Le verset en question se trouve dans les instructions relatives au Shabbath. Il énumère des paires : « ton fils, ta fille », « ton serviteur, ta servante », « ta bête, l’étranger ». Cette liste de paires masculines et féminines commence par le mot « Atha » (Toi), qui en hébreu désigne clairement le genre masculin, représentant ici le père de famille et le maître de maison. En hébreu, « atha » est exclusivement le pronom personnel « tu » au masculin, tandis que le féminin est exprimé par « ath » [אַתְּ]. Chouchani remarque que le terme « ath » ou « ishtekha » [אִשְׁתֶּךָ] (ta femme) est absent, alors que le texte fait une distinction nette entre les genres masculin et féminin. On aurait pu s’attendre à la formule « Atha ve-ishtekh'a » [אַתָּה וְאִשְׁתְּךָ] (Toi et ta femme), comme on le voit par exemple dans Genèse 8:16 : « Sors de l’arche, toi et ta femme, tes fils et les femmes de tes fils avec toi ».

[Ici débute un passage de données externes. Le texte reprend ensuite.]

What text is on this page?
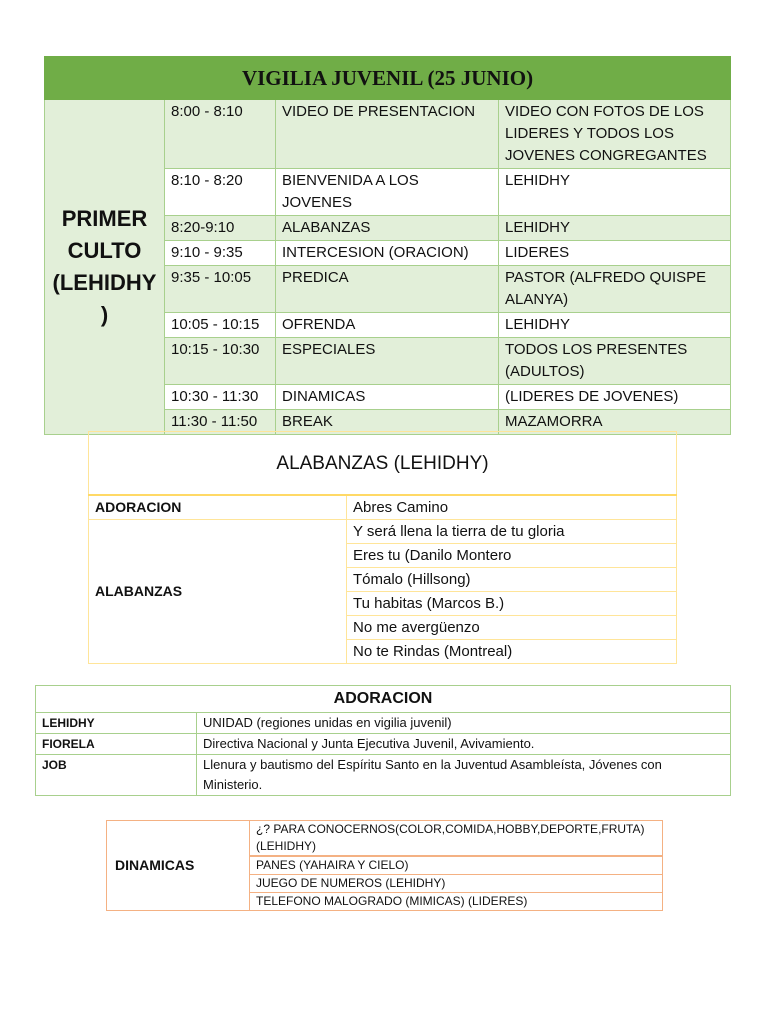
VIGILIA JUVENIL (25 JUNIO)			
PRIMER
CULTO
(LEHIDHY
)	8:00 - 8:10	VIDEO DE PRESENTACION	VIDEO CON FOTOS DE LOS LIDERES Y TODOS LOS JOVENES CONGREGANTES
	8:10 - 8:20	BIENVENIDA A LOS JOVENES	LEHIDHY
	8:20-9:10	ALABANZAS	LEHIDHY
	9:10 - 9:35	INTERCESION (ORACION)	LIDERES
	9:35 - 10:05	PREDICA	PASTOR (ALFREDO QUISPE ALANYA)
	10:05 - 10:15	OFRENDA	LEHIDHY
	10:15 - 10:30	ESPECIALES	TODOS LOS PRESENTES (ADULTOS)
	10:30 - 11:30	DINAMICAS	(LIDERES DE JOVENES)
	11:30 - 11:50	BREAK	MAZAMORRA
ALABANZAS (LEHIDHY)	
ADORACION	Abres Camino
ALABANZAS	Y será llena la tierra de tu gloria
	Eres tu (Danilo Montero
	Tómalo (Hillsong)
	Tu habitas (Marcos B.)
	No me avergüenzo
	No te Rindas (Montreal)
ADORACION	
LEHIDHY	UNIDAD (regiones unidas en vigilia juvenil)
FIORELA	Directiva Nacional y Junta Ejecutiva Juvenil, Avivamiento.
JOB	Llenura y bautismo del Espíritu Santo en la Juventud Asambleísta, Jóvenes con Ministerio.
DINAMICAS	¿? PARA CONOCERNOS(COLOR,COMIDA,HOBBY,DEPORTE,FRUTA) (LEHIDHY)
PANES (YAHAIRA Y CIELO)
JUEGO DE NUMEROS (LEHIDHY)
TELEFONO MALOGRADO (MIMICAS) (LIDERES)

À première vue, dans le commandement du Livre de l’Exode, la femme – en tant que mère et maîtresse de maison – semble être omise. Est-ce un signe de mépris, une omission involontaire ou une négligence ? Chouchani s’interroge sur cette absence notable de la femme dans un texte aussi fondamental, il écrit que : « ’ta femme’ a disparu et nous observons ensuite une égalité totale entre masculin et féminin, nous pouvons en apprendre davantage sur l’égalité entre l’homme et la femme ». Il suggère que l’absence de la mention de « ta femme » pourrait en réalité révéler une égalité totale entre les sexes, ce qui semble paradoxal au vu de la formulation de la Torah, qui paraît s’adresser uniquement à l’homme : « atha ». Comment l’absence de la mention explicite de la femme pourrait-elle alors signifier une égalité entre l’homme et la femme ?

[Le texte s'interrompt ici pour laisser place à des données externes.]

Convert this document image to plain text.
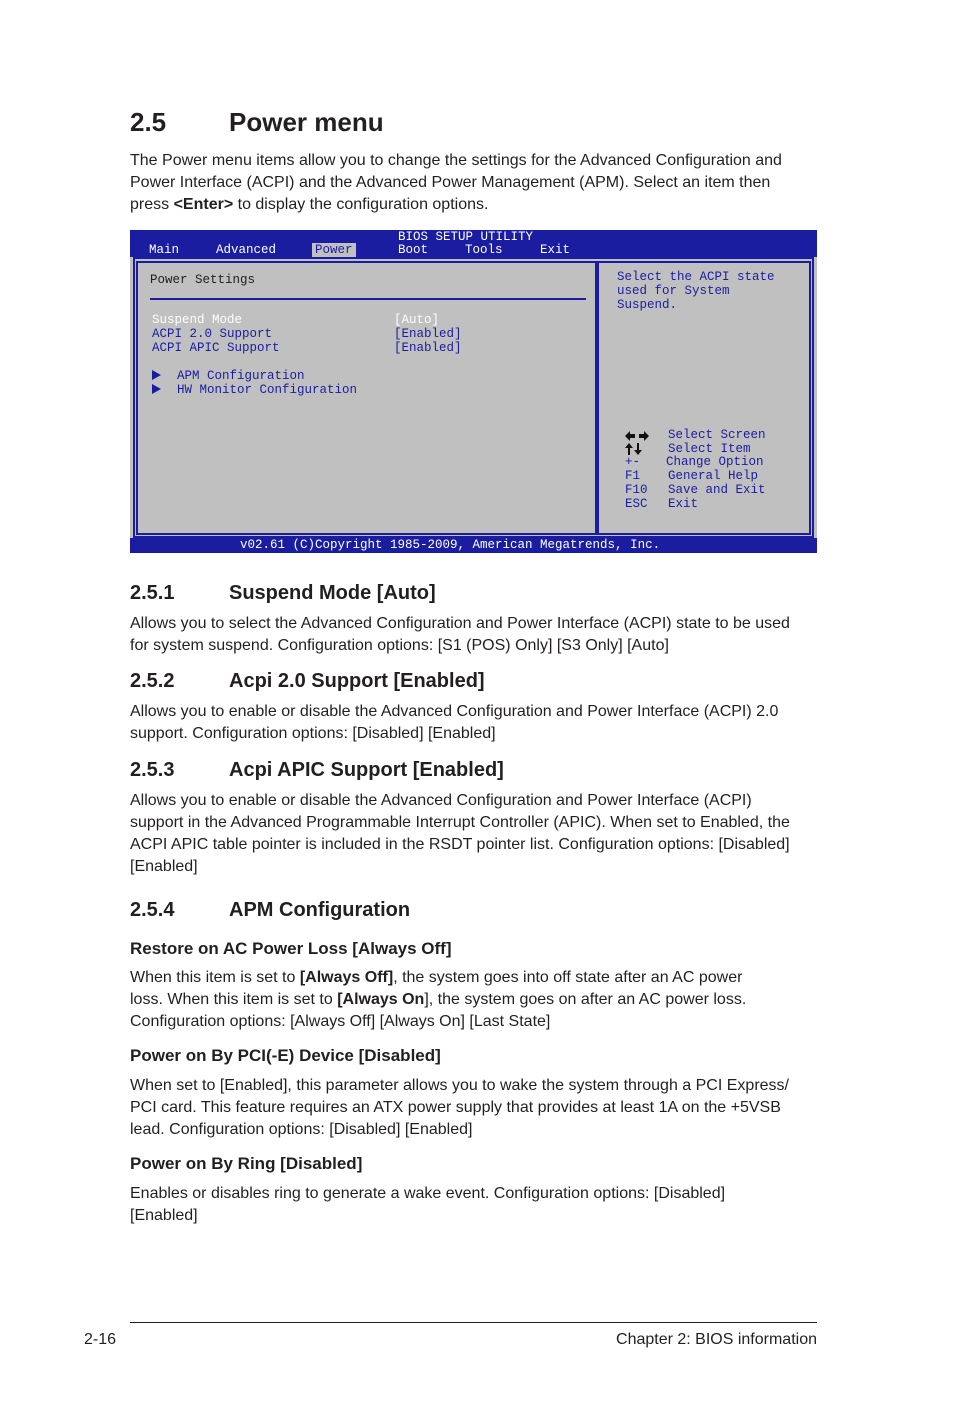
2.5 Power menu
The Power menu items allow you to change the settings for the Advanced Configuration and
Power Interface (ACPI) and the Advanced Power Management (APM). Select an item then
press <Enter> to display the configuration options.
BIOS SETUP UTILITY
Main	Advanced	Power	Boot	Tools	Exit
Power Settings
Suspend Mode	[Auto]
ACPI 2.0 Support	[Enabled]
ACPI APIC Support	[Enabled]
APM Configuration
HW Monitor Configuration
Select the ACPI state
used for System
Suspend.
Select Screen
Select Item
+- Change Option
F1 General Help
F10 Save and Exit
ESC Exit
v02.61 (C)Copyright 1985-2009, American Megatrends, Inc.
2.5.1	Suspend Mode [Auto]
Allows you to select the Advanced Configuration and Power Interface (ACPI) state to be used
for system suspend. Configuration options: [S1 (POS) Only] [S3 Only] [Auto]
2.5.2	Acpi 2.0 Support [Enabled]
Allows you to enable or disable the Advanced Configuration and Power Interface (ACPI) 2.0
support. Configuration options: [Disabled] [Enabled]
2.5.3	Acpi APIC Support [Enabled]
Allows you to enable or disable the Advanced Configuration and Power Interface (ACPI)
support in the Advanced Programmable Interrupt Controller (APIC). When set to Enabled, the
ACPI APIC table pointer is included in the RSDT pointer list. Configuration options: [Disabled]
[Enabled]
2.5.4	APM Configuration
Restore on AC Power Loss [Always Off]
When this item is set to [Always Off], the system goes into off state after an AC power
loss. When this item is set to [Always On], the system goes on after an AC power loss.
Configuration options: [Always Off] [Always On] [Last State]
Power on By PCI(-E) Device [Disabled]
When set to [Enabled], this parameter allows you to wake the system through a PCI Express/
PCI card. This feature requires an ATX power supply that provides at least 1A on the +5VSB
lead. Configuration options: [Disabled] [Enabled]
Power on By Ring [Disabled]
Enables or disables ring to generate a wake event. Configuration options: [Disabled]
[Enabled]
2-16	Chapter 2: BIOS information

M. Chouchani propose une interprétation audacieuse en affirmant que : « mâle et femelle sont égaux, ‘atha’ symbolise la génération des récipiendaires la Torah ». Par cette déclaration, Chouchani suggère que, dans le contexte de la Torah, le terme « atha » englobe à la fois le masculin et le féminin. Il nous présente ainsi une perspective innovante qui remet en question la compréhension traditionnelle de nombreux versets. Cette approche modère la vision des commentateurs religieux qui considèrent l’époque biblique comme essentiellement masculine et patriarcale, où la Torah s’adresserait exclusivement à l’homme adulte, marquant une distinction dans les obligations entre hommes et femmes. Chouchani, à travers cette lecture, invite à reconsidérer l’égalité des genres dans l’engagement envers les enseignements de la Torah.

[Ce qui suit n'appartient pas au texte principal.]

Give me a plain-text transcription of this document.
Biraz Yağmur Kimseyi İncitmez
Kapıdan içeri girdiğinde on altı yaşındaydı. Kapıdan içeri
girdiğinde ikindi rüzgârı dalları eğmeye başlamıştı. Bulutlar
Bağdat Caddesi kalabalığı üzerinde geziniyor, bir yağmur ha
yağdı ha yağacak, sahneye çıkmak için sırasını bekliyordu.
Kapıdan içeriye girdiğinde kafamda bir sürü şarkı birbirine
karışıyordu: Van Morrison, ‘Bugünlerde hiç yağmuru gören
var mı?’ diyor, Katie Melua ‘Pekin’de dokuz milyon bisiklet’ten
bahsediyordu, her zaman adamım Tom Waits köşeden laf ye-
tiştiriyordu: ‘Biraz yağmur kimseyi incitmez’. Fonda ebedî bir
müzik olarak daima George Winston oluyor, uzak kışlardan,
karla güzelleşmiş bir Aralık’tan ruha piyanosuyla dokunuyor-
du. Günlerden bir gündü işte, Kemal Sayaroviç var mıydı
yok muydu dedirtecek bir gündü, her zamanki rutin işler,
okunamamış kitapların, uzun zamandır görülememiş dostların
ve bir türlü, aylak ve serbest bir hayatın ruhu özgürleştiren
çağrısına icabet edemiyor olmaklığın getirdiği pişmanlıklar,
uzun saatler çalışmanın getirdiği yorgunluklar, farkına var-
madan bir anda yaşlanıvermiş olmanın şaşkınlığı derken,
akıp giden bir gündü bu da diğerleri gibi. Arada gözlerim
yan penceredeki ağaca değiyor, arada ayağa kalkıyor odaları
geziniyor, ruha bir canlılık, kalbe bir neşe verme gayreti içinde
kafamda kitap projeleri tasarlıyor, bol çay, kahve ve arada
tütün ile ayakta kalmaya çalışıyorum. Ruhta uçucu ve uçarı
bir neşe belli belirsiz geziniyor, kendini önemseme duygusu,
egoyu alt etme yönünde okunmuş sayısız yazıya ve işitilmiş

Monsieur Chouchani base son affirmation selon laquelle le terme « atha » dans la Torah fait référence à la fois à l’homme et à la femme sur une analyse détaillée du texte. Il souligne que le verset mentionne explicitement les fils et les filles, les serviteurs et les servantes, ainsi que l’étranger, sans distinction de genre pour ce dernier, comme il le note entre parenthèses : « il n’y a pas de différence entre mâle et femelle pour ’l’étranger’ ». De ce fait, le verset traite les hommes et les femmes de manière équivalente en utilisant le même terme.

Monsieur Chouchani se réfère également aux commentateurs classiques de la Torah, tels que Rashi, Rambam et Ibn Ezra, qui ont questionné la raison pour laquelle la Torah spécifie « tes fils et tes filles » au lieu d’utiliser une formulation plus concise comme « tes enfants », selon la formulation laconique habituelle de la Torah. Cette interrogation fait se demander pourquoi la Torah fournit ici de tels détails. Les commentateurs ont expliqué que ces détails visent à souligner les responsabilités parentales. Monsieur Chouchani résume cette interprétation en écrivant que les parents doivent « s’occuper d’eux ».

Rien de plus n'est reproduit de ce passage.